The members of his team claiming they have found the oldest man-made structure in Russia about three hundred miles from Moscow. No one knows for certain why it was built.

Kostenki 11 is a large bone circle built during the Upper Paleolithic era, over 40,000 years ago. It’s located within the Kostyonki–Borshchyovo archaeological complex in the Khokholsky District, Voronezh Oblast, Russia.

Close up of the structure, featuring long bones, a lower jaw (top middle) and articulated vertebrae.
The majority of the bones in the circle and the remnants of a bone hut were made from woolly mammoths, but bones from Arctic foxes, reindeer, bears, wolves, and horses have also been found, the findings were published in the journal Antiquity.

The archaeological site was discovered in 1951, but little work was done there until the 1960s when the first bone circle was discovered.

In 1970, another mammoth bone structure and a pit were discovered about sixty feet from the circle. Another five feet away is the newly discovered bone hut that is about forty-one feet in diameter and sits on a gradual slope.


The circle has no break for an entrance, but just outside are three small pits where burnt bones, ivory, and charcoal were found. They were carbon-dated to around twenty-five thousand years old.

Dwelling made with mammoth bones. Reconstruction based on the example of Mezhirich. Exhibit in the National Museum of Nature and Science, Tokyo, Japan
Some scientists believe the shelter may have been covered with animal skins, but Dr. Pryor does not believe it was a living abode as all of the common artifacts usually found among dwellings were absent.

According to The Independent, some researchers have suggested structures such as this might have been ritual monuments.
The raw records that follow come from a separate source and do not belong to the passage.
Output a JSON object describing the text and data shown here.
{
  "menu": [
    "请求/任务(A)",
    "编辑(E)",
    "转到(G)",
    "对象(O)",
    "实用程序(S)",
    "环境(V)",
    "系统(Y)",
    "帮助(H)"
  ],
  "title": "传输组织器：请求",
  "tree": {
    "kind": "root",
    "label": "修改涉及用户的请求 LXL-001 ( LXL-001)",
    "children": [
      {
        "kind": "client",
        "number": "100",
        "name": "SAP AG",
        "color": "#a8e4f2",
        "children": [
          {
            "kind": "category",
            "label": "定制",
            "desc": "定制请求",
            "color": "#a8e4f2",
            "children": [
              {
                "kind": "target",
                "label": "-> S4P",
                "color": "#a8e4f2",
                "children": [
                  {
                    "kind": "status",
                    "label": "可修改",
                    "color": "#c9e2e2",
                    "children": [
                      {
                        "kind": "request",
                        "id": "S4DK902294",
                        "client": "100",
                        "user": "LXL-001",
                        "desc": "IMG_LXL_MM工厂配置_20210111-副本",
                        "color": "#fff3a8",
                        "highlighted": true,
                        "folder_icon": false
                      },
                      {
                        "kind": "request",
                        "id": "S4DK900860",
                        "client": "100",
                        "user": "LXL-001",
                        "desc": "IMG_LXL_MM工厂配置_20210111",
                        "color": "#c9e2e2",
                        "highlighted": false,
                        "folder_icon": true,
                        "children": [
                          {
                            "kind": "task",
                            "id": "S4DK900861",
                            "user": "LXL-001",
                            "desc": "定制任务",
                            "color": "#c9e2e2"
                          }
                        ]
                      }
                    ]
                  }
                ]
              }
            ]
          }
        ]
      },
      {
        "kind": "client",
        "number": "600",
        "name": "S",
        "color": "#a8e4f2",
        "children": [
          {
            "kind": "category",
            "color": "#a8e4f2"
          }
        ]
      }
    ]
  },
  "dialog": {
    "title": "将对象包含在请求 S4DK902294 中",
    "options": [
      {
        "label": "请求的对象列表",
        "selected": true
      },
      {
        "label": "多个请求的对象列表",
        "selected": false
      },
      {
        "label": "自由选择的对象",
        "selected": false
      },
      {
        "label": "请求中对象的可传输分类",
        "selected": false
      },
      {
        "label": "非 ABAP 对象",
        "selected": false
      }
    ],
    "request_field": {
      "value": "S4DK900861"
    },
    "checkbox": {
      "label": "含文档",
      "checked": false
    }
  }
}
There is, however, no evidence for this conclusion. Another factor is that some of the bones were still stuck together indicating there was still animal material on them when they were stacked.
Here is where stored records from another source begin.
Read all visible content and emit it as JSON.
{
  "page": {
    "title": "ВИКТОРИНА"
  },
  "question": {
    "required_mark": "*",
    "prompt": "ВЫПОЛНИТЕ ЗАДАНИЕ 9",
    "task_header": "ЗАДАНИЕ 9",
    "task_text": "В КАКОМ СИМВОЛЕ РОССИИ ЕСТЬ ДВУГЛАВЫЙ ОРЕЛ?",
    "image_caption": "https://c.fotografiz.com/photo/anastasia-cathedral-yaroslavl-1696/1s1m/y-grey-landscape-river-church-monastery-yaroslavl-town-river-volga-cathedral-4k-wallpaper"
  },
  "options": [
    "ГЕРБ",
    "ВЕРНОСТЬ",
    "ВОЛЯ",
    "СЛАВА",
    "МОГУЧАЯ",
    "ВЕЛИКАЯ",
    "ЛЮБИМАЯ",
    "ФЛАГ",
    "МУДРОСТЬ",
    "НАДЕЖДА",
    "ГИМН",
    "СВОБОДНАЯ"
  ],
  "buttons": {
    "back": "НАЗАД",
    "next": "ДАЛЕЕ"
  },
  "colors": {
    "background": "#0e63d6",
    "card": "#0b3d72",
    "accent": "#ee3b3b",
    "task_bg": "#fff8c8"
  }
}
This would have been not only smelly but very dangerous, as it would attract predators.

Circular bone features such as this have been found in about twenty-five different locations in the Ukraine and Russia but none are as old as Kostenki 11, which is still being studied.

Built at the end of the last ice age when winters were long and harsh, reaching twenty degrees below zero on average, by the humans that didn’t travel south to escape the cold, Dr. Pryor believes the hut may have been used for food storage, as a garbage dump that would keep scavengers away from their living area, or even for rituals of some sort.


The Mammoth Bones structure seen from above
Evidence of tool usage including percussion rocks and striking platforms were found as well as over fifty small seeds that had been partially burned leading researchers to wonder if they were from native plants growing around the area or from plants that had been collected and brought to the site for consumption.

Three other pits in the same area tested exactly the same as the materials found at the bone hut according to Dr. Pryor’s research paper on Cambridge Core.

Dr. Pryor stated that Kostenki 1 is a rare site where scientists can learn more about hunter-gatherers in the Paleolithic era and how they survived in such a harsh climate, the height of the last ice age.

The site is providing information as to what places like this may have been used for. He notes that the people of that time used ingenuity in finding ways to survive using the materials available in their ice age environment.

Dr. E. James Dixon, emeritus professor of anthropology at the University of New Mexico, is quoted by smithsonianmag.com saying that this is a “fascinating time period in Eurasian archaeology” and the study “clearly demonstrates that modern humans were adapted to higher latitudes at the very height of the last ice age.”